Позже это вошло в его формулу свободы: «Свобода определяется кругом людей, которых ты смеешь послать на хуй».


Вот так невинная попытка загнать букинисту полное собрание сочинений Ленина из отцовской библиотеки привела молодого драматурга в диссидентское движение. Не на первых ролях, но и не на последних. Он давал интервью вражеским голосам, составлял и подписывал письма протеста. Пьес больше не писал. При Андропове его посадили, при Горбачеве выслали за границу. Году в 90-м, на волне демократических преобразований, вернулся в Москву, включился в политическую борьбу. Одно время работал в пресс-службе Ельцина, занимал какие-то должности в комитете по печати и массовым коммуникациям. Потом затерялся. Говорили, что возглавляет какой-то правозащитный фонд.

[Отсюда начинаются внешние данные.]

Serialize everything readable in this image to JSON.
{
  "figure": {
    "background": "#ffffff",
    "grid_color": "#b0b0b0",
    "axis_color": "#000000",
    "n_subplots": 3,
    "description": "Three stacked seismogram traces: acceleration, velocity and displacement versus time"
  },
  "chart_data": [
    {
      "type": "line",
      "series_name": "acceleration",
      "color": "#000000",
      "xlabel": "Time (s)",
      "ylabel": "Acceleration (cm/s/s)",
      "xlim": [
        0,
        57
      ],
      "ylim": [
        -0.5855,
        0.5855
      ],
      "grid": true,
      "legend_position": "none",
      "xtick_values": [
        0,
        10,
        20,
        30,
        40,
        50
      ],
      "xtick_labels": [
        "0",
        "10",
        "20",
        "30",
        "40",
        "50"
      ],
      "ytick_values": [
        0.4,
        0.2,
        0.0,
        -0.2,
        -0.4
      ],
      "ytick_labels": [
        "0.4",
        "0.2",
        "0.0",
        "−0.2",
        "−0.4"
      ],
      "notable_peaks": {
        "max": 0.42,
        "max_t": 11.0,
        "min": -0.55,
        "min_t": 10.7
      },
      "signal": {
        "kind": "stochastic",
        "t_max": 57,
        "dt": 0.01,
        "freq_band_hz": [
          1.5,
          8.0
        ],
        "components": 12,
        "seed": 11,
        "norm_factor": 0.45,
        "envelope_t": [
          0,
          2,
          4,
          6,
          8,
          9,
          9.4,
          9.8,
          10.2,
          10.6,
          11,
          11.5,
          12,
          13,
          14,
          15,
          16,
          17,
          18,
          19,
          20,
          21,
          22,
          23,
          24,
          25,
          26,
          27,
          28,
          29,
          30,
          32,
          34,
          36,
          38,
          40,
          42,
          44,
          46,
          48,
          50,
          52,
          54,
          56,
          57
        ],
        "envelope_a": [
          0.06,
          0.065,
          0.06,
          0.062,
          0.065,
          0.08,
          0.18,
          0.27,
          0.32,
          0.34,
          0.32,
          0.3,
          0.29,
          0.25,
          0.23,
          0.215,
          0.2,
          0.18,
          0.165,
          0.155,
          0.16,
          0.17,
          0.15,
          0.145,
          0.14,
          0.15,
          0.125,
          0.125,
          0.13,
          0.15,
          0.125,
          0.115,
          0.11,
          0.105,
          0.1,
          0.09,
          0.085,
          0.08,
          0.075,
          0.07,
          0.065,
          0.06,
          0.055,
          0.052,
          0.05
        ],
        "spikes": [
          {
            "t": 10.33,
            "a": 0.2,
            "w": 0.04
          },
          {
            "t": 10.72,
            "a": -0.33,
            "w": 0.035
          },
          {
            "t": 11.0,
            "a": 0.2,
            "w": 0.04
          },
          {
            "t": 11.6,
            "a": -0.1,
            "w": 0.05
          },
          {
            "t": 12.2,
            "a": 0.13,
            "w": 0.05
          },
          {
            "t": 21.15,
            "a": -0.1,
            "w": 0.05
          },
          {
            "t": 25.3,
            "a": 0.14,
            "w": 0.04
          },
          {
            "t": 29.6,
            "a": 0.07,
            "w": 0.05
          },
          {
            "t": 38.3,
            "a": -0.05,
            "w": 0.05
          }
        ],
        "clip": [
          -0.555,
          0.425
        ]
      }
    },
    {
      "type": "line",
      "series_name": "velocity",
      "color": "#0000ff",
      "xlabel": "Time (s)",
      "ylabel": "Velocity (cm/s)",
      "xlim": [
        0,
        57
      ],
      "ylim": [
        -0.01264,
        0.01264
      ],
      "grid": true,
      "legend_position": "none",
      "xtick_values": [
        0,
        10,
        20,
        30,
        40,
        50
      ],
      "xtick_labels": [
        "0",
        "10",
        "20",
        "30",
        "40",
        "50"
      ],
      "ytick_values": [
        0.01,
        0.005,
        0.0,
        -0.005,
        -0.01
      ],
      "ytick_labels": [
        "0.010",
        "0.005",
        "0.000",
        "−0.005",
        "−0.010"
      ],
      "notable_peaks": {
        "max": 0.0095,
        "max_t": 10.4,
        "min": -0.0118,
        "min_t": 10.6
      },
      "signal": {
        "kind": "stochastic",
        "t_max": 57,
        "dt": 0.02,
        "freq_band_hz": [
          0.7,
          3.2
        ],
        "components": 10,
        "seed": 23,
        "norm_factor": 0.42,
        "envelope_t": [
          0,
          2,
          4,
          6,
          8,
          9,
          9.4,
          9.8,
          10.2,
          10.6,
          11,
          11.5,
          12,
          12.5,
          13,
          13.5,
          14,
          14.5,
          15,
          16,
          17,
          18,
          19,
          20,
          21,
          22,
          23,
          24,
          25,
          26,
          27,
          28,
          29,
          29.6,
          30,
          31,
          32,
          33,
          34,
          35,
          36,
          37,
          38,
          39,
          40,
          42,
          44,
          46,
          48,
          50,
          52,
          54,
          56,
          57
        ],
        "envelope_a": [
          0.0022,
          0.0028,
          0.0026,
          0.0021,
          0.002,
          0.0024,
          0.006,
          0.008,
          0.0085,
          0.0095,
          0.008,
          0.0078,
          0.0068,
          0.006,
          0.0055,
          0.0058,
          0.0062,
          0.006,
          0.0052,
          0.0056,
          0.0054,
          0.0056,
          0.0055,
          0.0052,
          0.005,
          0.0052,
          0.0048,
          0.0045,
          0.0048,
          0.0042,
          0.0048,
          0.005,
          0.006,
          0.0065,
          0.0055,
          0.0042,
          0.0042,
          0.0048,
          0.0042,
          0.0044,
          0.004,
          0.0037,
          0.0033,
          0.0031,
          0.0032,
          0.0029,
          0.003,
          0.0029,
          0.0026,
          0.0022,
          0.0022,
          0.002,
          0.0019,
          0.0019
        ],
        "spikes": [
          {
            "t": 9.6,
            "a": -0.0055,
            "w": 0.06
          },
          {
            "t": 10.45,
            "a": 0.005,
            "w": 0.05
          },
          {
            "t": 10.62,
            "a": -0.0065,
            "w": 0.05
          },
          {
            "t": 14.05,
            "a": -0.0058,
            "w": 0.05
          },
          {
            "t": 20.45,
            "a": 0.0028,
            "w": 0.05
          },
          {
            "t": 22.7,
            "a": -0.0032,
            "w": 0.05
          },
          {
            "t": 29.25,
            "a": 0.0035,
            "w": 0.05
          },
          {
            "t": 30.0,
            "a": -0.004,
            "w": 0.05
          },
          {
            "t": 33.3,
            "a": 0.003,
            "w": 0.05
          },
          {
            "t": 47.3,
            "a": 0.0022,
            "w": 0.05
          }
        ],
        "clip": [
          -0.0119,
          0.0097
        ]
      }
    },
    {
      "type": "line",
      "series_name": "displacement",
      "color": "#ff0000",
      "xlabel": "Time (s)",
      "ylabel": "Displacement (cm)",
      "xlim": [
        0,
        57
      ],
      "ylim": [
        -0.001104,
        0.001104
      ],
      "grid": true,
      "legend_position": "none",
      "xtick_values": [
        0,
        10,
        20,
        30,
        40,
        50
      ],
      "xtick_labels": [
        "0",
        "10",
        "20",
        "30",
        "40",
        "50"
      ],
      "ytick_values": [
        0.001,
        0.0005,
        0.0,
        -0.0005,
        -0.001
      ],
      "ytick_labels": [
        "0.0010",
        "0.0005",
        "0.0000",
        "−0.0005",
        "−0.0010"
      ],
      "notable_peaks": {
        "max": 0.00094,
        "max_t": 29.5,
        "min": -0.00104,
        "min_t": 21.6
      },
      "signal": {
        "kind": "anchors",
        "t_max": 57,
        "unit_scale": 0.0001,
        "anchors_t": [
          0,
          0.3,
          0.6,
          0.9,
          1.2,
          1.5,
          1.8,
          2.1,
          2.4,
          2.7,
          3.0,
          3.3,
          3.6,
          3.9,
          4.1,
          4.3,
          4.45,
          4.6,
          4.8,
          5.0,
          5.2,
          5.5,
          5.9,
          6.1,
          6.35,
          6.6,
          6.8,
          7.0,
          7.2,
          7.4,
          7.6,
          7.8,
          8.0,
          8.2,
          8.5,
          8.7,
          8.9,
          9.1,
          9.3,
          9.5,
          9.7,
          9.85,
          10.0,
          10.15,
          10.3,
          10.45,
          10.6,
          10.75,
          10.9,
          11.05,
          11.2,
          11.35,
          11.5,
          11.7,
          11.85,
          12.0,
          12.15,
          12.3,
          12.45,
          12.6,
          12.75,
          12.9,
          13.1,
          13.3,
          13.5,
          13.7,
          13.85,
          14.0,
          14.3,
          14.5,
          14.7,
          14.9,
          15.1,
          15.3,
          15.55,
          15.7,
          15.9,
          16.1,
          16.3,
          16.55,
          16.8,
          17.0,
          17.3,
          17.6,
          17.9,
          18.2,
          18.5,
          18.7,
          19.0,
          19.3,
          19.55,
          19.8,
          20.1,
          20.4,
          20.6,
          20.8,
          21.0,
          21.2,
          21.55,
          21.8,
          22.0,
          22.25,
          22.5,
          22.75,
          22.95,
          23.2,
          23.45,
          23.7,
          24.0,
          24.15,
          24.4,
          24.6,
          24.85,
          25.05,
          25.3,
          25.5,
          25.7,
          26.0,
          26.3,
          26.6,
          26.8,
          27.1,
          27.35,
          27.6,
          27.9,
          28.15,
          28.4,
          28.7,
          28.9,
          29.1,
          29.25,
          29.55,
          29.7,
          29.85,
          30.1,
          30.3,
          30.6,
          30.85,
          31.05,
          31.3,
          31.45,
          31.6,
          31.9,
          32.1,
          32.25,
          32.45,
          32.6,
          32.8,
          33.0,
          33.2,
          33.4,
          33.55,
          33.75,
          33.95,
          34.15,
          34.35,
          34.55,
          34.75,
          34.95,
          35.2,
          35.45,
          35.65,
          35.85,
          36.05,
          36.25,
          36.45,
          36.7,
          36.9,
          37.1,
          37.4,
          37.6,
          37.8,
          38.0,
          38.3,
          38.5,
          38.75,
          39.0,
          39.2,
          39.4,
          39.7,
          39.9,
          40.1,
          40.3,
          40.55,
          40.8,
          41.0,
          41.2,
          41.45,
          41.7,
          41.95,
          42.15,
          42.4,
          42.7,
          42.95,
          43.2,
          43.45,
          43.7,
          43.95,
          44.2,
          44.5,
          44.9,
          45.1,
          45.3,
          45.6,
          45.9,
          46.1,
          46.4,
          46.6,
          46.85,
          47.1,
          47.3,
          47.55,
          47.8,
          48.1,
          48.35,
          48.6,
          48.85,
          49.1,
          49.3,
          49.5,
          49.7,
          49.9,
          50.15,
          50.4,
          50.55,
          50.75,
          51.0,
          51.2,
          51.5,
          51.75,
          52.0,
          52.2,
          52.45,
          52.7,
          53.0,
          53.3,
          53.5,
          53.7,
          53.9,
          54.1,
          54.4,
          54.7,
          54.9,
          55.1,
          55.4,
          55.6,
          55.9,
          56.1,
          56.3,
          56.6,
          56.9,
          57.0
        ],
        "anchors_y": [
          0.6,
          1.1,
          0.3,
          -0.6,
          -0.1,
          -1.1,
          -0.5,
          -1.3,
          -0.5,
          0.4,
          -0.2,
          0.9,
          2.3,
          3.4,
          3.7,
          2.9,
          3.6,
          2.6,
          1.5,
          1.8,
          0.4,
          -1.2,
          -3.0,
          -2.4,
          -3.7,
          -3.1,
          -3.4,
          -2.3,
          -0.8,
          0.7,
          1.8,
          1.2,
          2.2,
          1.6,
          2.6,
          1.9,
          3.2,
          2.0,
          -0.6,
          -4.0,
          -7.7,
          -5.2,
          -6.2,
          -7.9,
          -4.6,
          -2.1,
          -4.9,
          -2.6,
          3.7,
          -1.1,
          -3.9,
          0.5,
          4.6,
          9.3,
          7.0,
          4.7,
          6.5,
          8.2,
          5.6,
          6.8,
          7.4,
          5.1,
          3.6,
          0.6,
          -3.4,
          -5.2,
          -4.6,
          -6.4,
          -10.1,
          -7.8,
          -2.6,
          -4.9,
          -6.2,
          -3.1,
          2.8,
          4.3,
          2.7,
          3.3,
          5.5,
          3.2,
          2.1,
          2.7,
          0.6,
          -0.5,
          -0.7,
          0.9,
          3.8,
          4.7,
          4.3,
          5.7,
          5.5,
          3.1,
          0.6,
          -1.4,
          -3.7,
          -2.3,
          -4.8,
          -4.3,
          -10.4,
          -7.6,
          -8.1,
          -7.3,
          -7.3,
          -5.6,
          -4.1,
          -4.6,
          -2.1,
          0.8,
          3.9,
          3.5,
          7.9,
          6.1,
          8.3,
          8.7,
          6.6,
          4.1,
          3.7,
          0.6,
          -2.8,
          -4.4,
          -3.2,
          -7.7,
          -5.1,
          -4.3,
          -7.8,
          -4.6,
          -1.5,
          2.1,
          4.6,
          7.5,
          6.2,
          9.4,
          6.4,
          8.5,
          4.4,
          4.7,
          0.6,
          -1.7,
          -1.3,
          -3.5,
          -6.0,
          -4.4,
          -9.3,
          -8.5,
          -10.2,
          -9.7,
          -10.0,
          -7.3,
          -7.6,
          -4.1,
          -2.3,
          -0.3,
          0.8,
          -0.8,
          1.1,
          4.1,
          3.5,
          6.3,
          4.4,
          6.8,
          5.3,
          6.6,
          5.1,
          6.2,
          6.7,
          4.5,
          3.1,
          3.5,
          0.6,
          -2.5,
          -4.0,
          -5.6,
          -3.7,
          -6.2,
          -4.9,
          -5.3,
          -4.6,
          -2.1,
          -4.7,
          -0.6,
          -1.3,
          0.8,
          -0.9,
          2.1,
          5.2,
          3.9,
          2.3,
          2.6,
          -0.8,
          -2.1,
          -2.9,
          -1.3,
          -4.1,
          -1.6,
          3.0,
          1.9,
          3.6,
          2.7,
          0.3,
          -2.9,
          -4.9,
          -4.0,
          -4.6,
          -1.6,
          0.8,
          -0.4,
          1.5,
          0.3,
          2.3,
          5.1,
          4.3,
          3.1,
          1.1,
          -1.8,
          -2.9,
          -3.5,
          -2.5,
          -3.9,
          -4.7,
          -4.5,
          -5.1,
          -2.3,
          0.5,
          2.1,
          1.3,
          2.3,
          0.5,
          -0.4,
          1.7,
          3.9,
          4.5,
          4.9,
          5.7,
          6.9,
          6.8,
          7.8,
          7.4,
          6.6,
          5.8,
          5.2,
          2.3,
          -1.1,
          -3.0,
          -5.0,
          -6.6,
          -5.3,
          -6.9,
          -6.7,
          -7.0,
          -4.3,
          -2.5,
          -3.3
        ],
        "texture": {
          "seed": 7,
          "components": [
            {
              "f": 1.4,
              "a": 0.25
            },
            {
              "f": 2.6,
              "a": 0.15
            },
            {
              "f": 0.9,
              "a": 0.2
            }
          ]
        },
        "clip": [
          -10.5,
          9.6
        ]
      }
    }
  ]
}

Лет пять назад мне случилось заехать в Переделкино, в Дом творчества писателей. Нужного мне человека еще не было, в ожидании его я вышел погулять по прилегающим улицам. Во дворе дачи Валентина спросил у древней старушки, копавшейся в цветнике, где сейчас бывшие хозяева дачи. Оказалось, никуда они не делись, старушка — мать Валентина, отец давно умер, а сам Валентин дома, отдыхает после обеда. Он встретил меня неожиданно радостно. Как земляка за границей. Я и был земляком из страны, давно ушедшей в небытие. Появилась литровая бутыль скотча, пошли разговоры о былых временах. Валентин заматерел, нисколько не одряхлел, пил лихо. Я напомнил ему его же рассказ о том, как он избавлялся от наследия Ленина. Он засмеялся и провел меня наверх, в кабинет. Показал на верхнюю полку книжного стеллажа:

— Узнаешь?

В длинный ряд выстроились коричневые книги. Это было четвертое издание ленинского ПСС.

— Это еще не все.

С этими словами влез за стремянку и снял два тома.

— Раскрой.

Книги раскрылись с трудом, страницы слиплись. Так бывает, когда они побывали в воде. Я поразился:

— Неужели оно? То самое?

— Оно, — подтвердил Валентин. — Лет пятнадцать назад зашел к Гоше, он показала из-под прилавка: раритет. Когда-то была макулатура, теперь раритет. Я сразу сказал: беру. Пятьсот баксов отдал.

— Дорого, — оценил я.

Валентин возразил:

— Дорого? За судьбу — нет.


Мы вернулись в гостиную и выпили.

За судьбу.

Неисповедимы ее пути. Воистину неисповедимы.

Две встречи

Читаю воспоминания моих сверстников о встречах с замечательными людьми и чувствую себя лишенцем. Как же так получилось, что судьба обделила меня такими встречами? А ведь вращался в тех же кругах, ходил по тем же редакциям и издательствам, просиживал вечера в «пестром» кафе ЦДЛ. Ну, видел издалека и даже вблизи тогдашних литературных кумиров, но никак с ними не пересекался. Навязывать им свое знакомство стеснялся, а они почему-то никакого желания познакомиться со мной не изъявляли. Чем и лишили себя возможности быть увековеченными в моих мемуарах, а меня возможности погреться в отблесках их славы.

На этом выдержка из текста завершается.